Saturday, January 29, 2011

More Winn Parish and Payne History: Hudson Holiness Camp Meeting & College

The Hudson Camp Meeting started in 1899 on 40 acres donated by Rev. W.M.D. Garr and J.B. (Brax) Payne. W.M.D. Garr was a talented preacher, educator, successful businessman and the largest native, individual landowner in Winn Parish at that time. Brax OR Braxton Payne was one of the sons of Dr. I.B. Payne and Sarah Foster Kidd, and he was also a community leader and sawmill owner/operator. Other Payne brothers, such as Buddy, had a share, too, in helping build the camp meeting site (as described in an interview of Buddy in a July 24, 1966 article in the Monroe Morning World) .

The centennial 1952 issue of the Winn Parish Enterprise describes a visit to the Ebenezer Camp Meeting near Montgomery by Garr and Payne and their subsequent intention to create a tabernacle and camp meeting in their part of Winn Parish. During the early days of the Hudson Interdenominational Camp Meeting, people prepared tents and shelters on the camp meeting grounds in order to stay for all or part of the two weeks of the annual camp meeting. In later years and after improved transportation means, some people just came and left each day, while others stayed nearby in the Hudson Holiness College's dormitory rooms (that served as a hotel). The August 30, 1912 issue of the Dodson Times (p. 5) relates that Robert E. Young (brother-in-law of Buddy Payne) "will have charge of the hotel during the Hudson Camp Meeting now in progress at that place. He will also handle feed stuff and will be glad to serve all who need anything in his line." Camp meeting attendance was estimated at times to reach as high as 1500 people.

J.L. (Jim) Payne, brother of Brax and Buddy, was the camp meeting secretary for over twenty years, starting in 1915. He also wrote hymns and poems, such as "Beulah Heights," that was published in the Dodson Times on May 5, 1904. Payne in-laws, such as Morris Simmons and James Bonnette, later assumed this camp meeting secretary role. Buddy Payne made the trip south to Winnfield each year to visit business owners and collect donations to help fund the camp meeting. Even now, the old camp meeting continues through several Payne descendants filling leadership positions (Robert Leach and Patsy Sharp).

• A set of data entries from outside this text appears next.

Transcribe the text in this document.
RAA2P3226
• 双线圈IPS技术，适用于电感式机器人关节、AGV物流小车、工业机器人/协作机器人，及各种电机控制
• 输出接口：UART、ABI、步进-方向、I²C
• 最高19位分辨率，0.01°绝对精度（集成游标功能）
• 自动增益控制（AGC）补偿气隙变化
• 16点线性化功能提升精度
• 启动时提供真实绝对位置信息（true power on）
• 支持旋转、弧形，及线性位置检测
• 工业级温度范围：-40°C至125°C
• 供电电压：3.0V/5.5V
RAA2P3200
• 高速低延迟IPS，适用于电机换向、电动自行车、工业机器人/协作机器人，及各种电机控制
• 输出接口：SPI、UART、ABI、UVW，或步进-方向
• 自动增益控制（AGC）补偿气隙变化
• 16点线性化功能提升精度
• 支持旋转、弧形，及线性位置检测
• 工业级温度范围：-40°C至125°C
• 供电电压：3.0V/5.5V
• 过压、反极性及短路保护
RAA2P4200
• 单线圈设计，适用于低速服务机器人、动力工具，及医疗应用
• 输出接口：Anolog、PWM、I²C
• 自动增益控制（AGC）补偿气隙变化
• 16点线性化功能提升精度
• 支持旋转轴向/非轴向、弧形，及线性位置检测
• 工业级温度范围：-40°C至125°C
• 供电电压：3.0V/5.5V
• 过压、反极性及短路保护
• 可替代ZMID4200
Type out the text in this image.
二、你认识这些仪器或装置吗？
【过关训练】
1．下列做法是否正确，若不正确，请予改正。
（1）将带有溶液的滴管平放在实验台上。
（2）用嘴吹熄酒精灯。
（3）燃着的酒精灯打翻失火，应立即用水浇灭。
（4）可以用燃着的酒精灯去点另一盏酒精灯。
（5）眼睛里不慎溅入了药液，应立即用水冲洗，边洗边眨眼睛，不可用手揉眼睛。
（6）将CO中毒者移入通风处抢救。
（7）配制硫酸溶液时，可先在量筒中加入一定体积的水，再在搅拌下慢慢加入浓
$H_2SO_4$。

Major construction of the Louisiana Holiness College was not completed until about 1907. The publication, Legends and Legacies of Winn Parish (Vol. 1, Issue 4, 1998, p. 138), tells about construction in 1906 of one of the three-story buildings there with its 26 rooms, including offices, classrooms, music and recitation areas, as well as a dining hall. Faculty taught courses such as literacy, business, stenography, typewriting, music, and theology. Rail service linked this college and Dodson, and dormitory rooms at the college were available for students. The Louisiana Holiness College opened in 1906 as an expansion and enhancement of the earlier Hudson Training School and College (started in 1896 at that site). W.M.D. Gaar, a minister of the Protestant Methodist Church, was the president of the LHC, and he and his family and friends were able financially to give the college a good start.

The web site "The People's Story of the Southern Nazarene University" describes the LHC and other early colleges in the South that had Nazarene religious ties or support. Leaders in the LHC at Hudson appealed to the Nazarene Church for union with or adoption by the church to help meet its increasing financial needs after 1910 or so. "Garr came to realize ... that meeting the demands of maintaining the College single-handedly was impracticable. Also, most students from the hardscrabble area in north central Louisiana found it impossible to meet the small charges that were assessed. Failing to achieve Nazarene affiliation, and the help that was expected from it, the leaders came to the painful decision to close the school. Final closure came at the end of the 1912 academic year." The buildings on the LHC campus after it closed were used as temporary housing purposes for the camp meeting and for Sunday school classes.